Dün sabah Tansu Çiller de olağanüstü bir kongre toplayacağını ve DYP Genel Başkanlığı’nı bırakacağını açıkladı. Bu girişimin iki ile altı ay arasında bir süre gerektirdiği öngörülüyor.
Dün öğle saatlerinde de Mesut Yılmaz kendisinden bekleneni yaptı. Aktif siyaseti bıraktığını, partisinin olağanüstü bir kongre toplayacağını ve görevinden ayrılacağını açıkladı.
‘Benden sonra kim?’
Dört açıklamanın da ortak yönü liderlerin toplanacak ilk olağanüstü kongrelere kadar görevde kalacaklarıdır.
Bunu bir tek şekilde yorumlayabiliyorum: Dört lider de, kendisinden sonra şekillenecek parti içi yeni iktidar düzeninde söz sahibi olmak istiyorlar.
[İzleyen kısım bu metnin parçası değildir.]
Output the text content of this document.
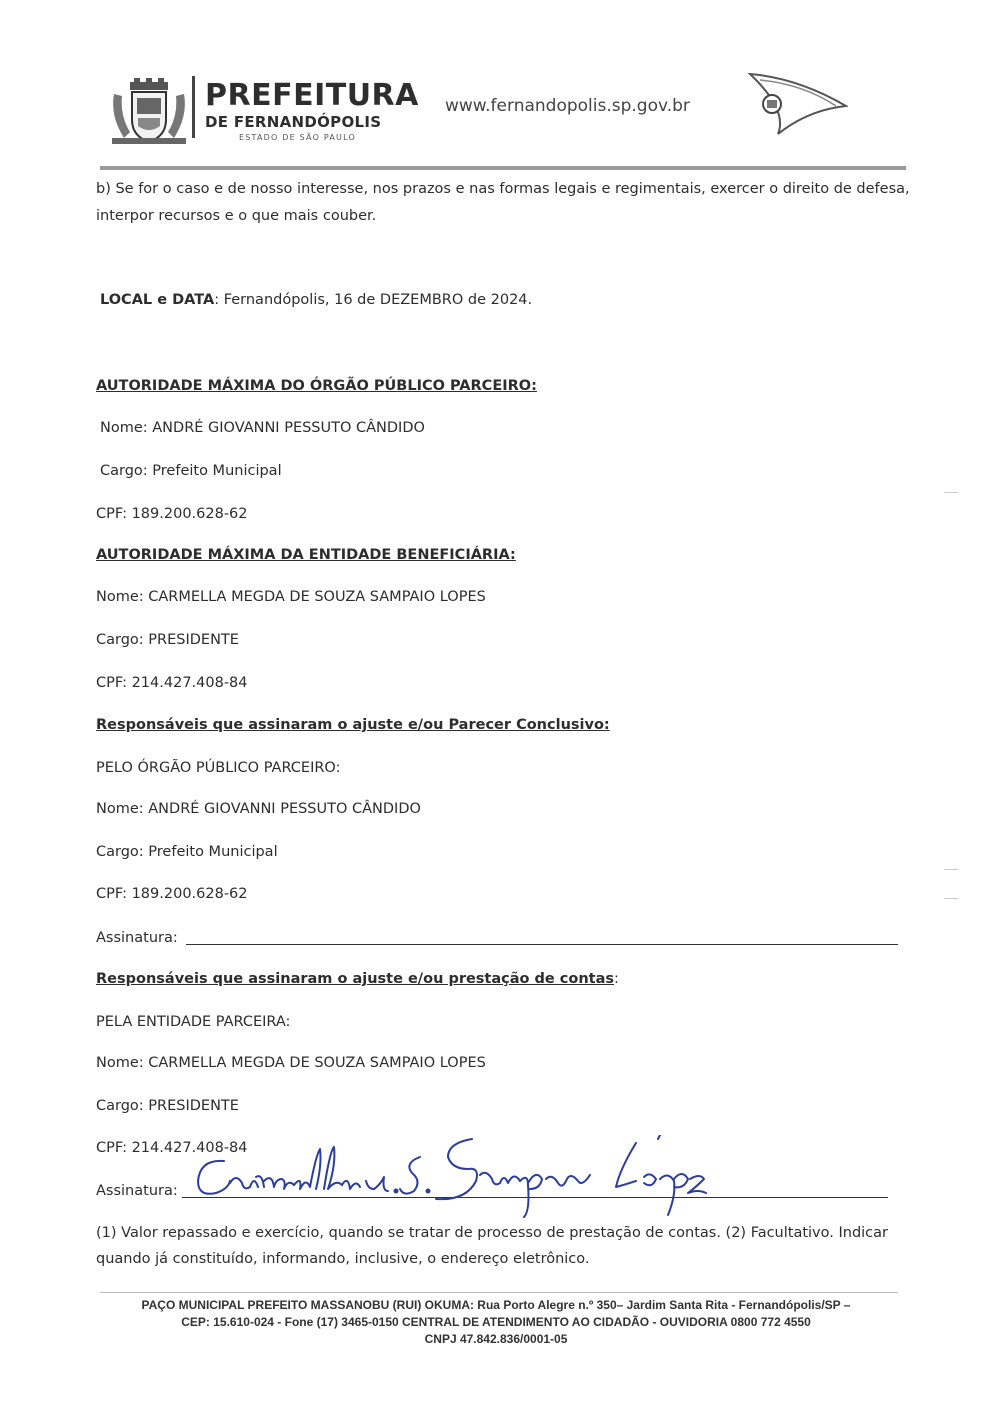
PREFEITURA
DE FERNANDÓPOLIS
ESTADO DE SÃO PAULO
www.fernandopolis.sp.gov.br
b) Se for o caso e de nosso interesse, nos prazos e nas formas legais e regimentais, exercer o direito de defesa,
interpor recursos e o que mais couber.
LOCAL e DATA: Fernandópolis, 16 de DEZEMBRO de 2024.
AUTORIDADE MÁXIMA DO ÓRGÃO PÚBLICO PARCEIRO:
Nome: ANDRÉ GIOVANNI PESSUTO CÂNDIDO
Cargo: Prefeito Municipal
CPF: 189.200.628-62
AUTORIDADE MÁXIMA DA ENTIDADE BENEFICIÁRIA:
Nome: CARMELLA MEGDA DE SOUZA SAMPAIO LOPES
Cargo: PRESIDENTE
CPF: 214.427.408-84
Responsáveis que assinaram o ajuste e/ou Parecer Conclusivo:
PELO ÓRGÃO PÚBLICO PARCEIRO:
Nome: ANDRÉ GIOVANNI PESSUTO CÂNDIDO
Cargo: Prefeito Municipal
CPF: 189.200.628-62
Assinatura:
Responsáveis que assinaram o ajuste e/ou prestação de contas:
PELA ENTIDADE PARCEIRA:
Nome: CARMELLA MEGDA DE SOUZA SAMPAIO LOPES
Cargo: PRESIDENTE
CPF: 214.427.408-84
Assinatura:
(1) Valor repassado e exercício, quando se tratar de processo de prestação de contas. (2) Facultativo. Indicar
quando já constituído, informando, inclusive, o endereço eletrônico.
PAÇO MUNICIPAL PREFEITO MASSANOBU (RUI) OKUMA: Rua Porto Alegre n.º 350– Jardim Santa Rita - Fernandópolis/SP –
CEP: 15.610-024 - Fone (17) 3465-0150 CENTRAL DE ATENDIMENTO AO CIDADÃO - OUVIDORIA 0800 772 4550
CNPJ 47.842.836/0001-05
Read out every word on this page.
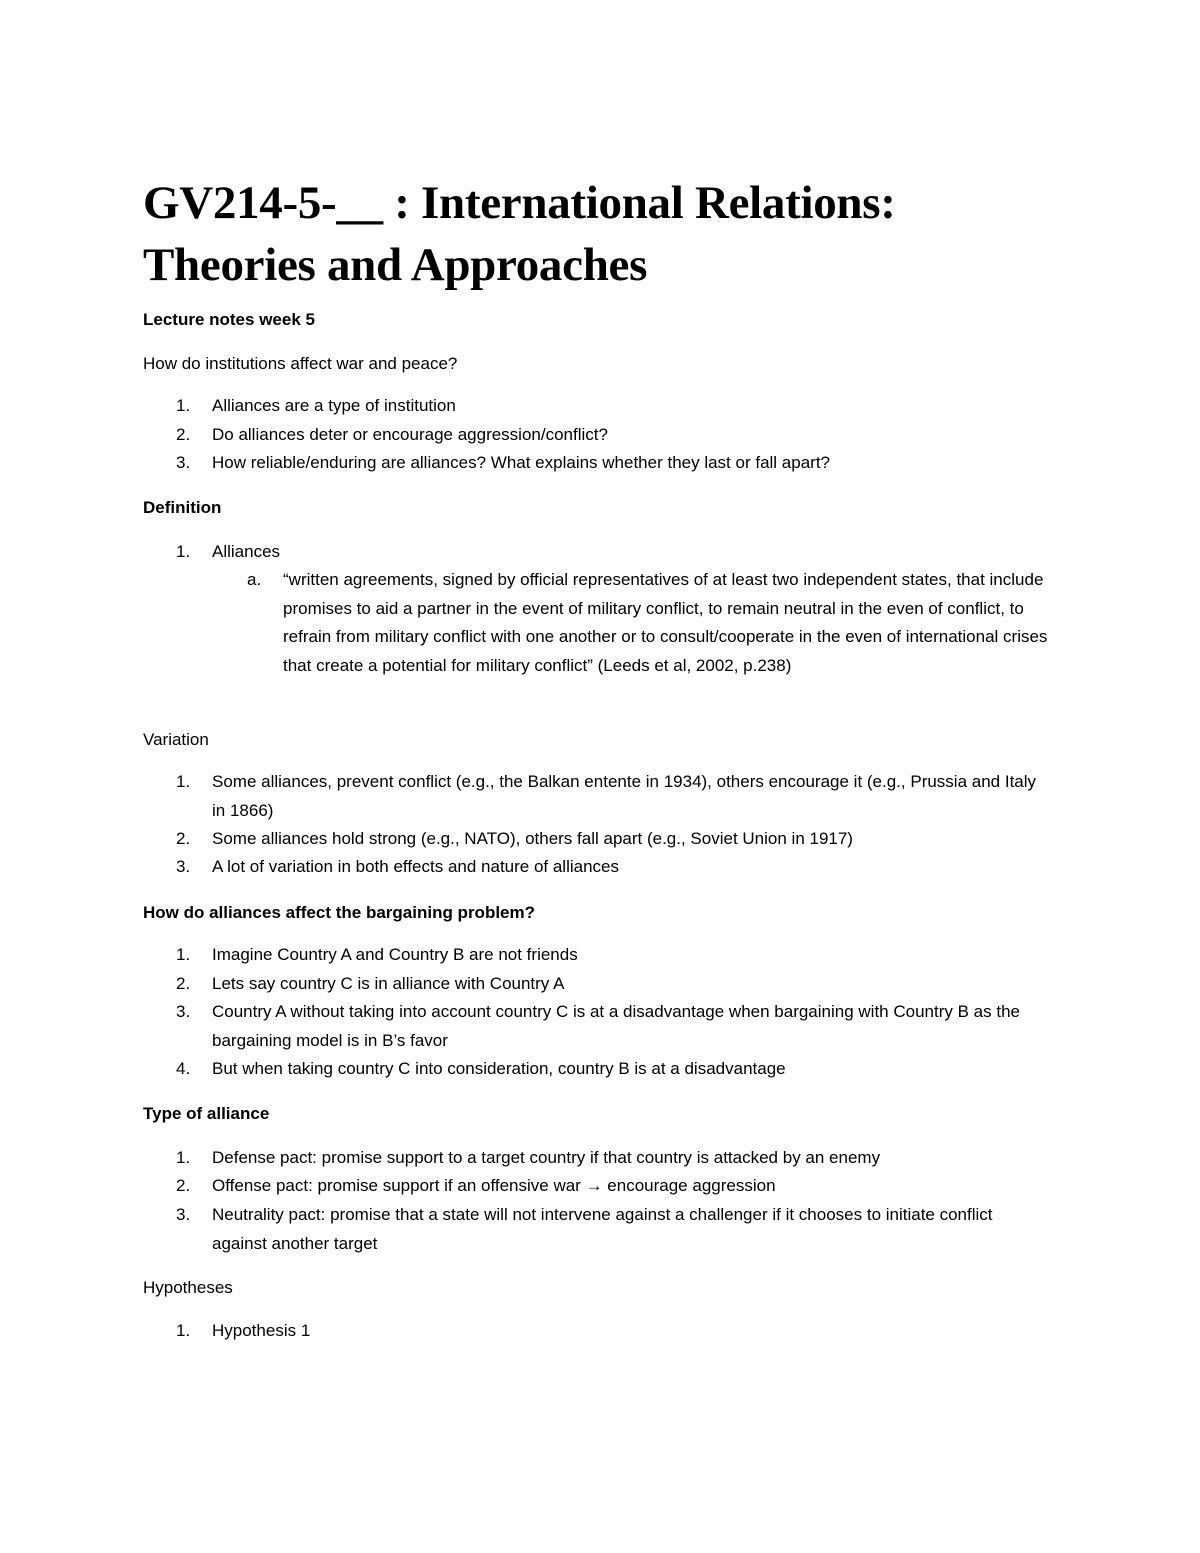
GV214-5-__ : International Relations:
Theories and Approaches

Lecture notes week 5

How do institutions affect war and peace?

1. Alliances are a type of institution
2. Do alliances deter or encourage aggression/conflict?
3. How reliable/enduring are alliances? What explains whether they last or fall apart?

Definition

1. Alliances
a. “written agreements, signed by official representatives of at least two independent states, that include promises to aid a partner in the event of military conflict, to remain neutral in the even of conflict, to refrain from military conflict with one another or to consult/cooperate in the even of international crises that create a potential for military conflict” (Leeds et al, 2002, p.238)

Variation

1. Some alliances, prevent conflict (e.g., the Balkan entente in 1934), others encourage it (e.g., Prussia and Italy in 1866)
2. Some alliances hold strong (e.g., NATO), others fall apart (e.g., Soviet Union in 1917)
3. A lot of variation in both effects and nature of alliances

How do alliances affect the bargaining problem?

1. Imagine Country A and Country B are not friends
2. Lets say country C is in alliance with Country A
3. Country A without taking into account country C is at a disadvantage when bargaining with Country B as the bargaining model is in B’s favor
4. But when taking country C into consideration, country B is at a disadvantage

Type of alliance

1. Defense pact: promise support to a target country if that country is attacked by an enemy
2. Offense pact: promise support if an offensive war → encourage aggression
3. Neutrality pact: promise that a state will not intervene against a challenger if it chooses to initiate conflict against another target

Hypotheses

1. Hypothesis 1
Daha açığı, kendilerinden sonra partiyi devredecekleri kişinin seçiminde söz sahibi olmak istiyorlar…
Bu bana 1987 yılında Ecevit’in “aktif politikayı” bıraktığını açıklamasını ve ardından eşini Genel Başkan seçtirmesini anımsatıyor. Sonra da “örgütün ısrarlarına dayanılamayarak geri alınan” genel başkanlık görevini…
Eğer, dört lider de kendisinden sonrasının şekillenmesinde söz sahibi olmak istemiyor olsalardı, yerlerini partide kendilerinden sonra gelene bırakıp bugünden itibaren çekilebilirlerdi.
Kendilerini çok ciddiye alıyorlar
Partiyi bırakabilecek herhangi birisinin olmadığı gibi bir gerekçe de kabul edilemez. Sonuç olarak o partilerde bakanlık gibi son derece ciddi işlerin emanet edildiği kişiler de var ve bu kişilere bakanlık emanet edilebiliyorsa, geçici bir süre için neden Genel Başkan vekilliği emanet edilemesin?
İstifa, tanımı gereği tek taraflı bir müessesedir. Sadece istifa mekutubunun altında imzası olanı bağlar. Kamu görevinin aksatılmaması gibi bir özel durum bu liderler için geçerli olmadığına göre, istifanın kabulünü beklemek de gerekmez, “Yerime birisi bulunana kadar buradayım” anlamına gelecek girişimler de anlamsızdır.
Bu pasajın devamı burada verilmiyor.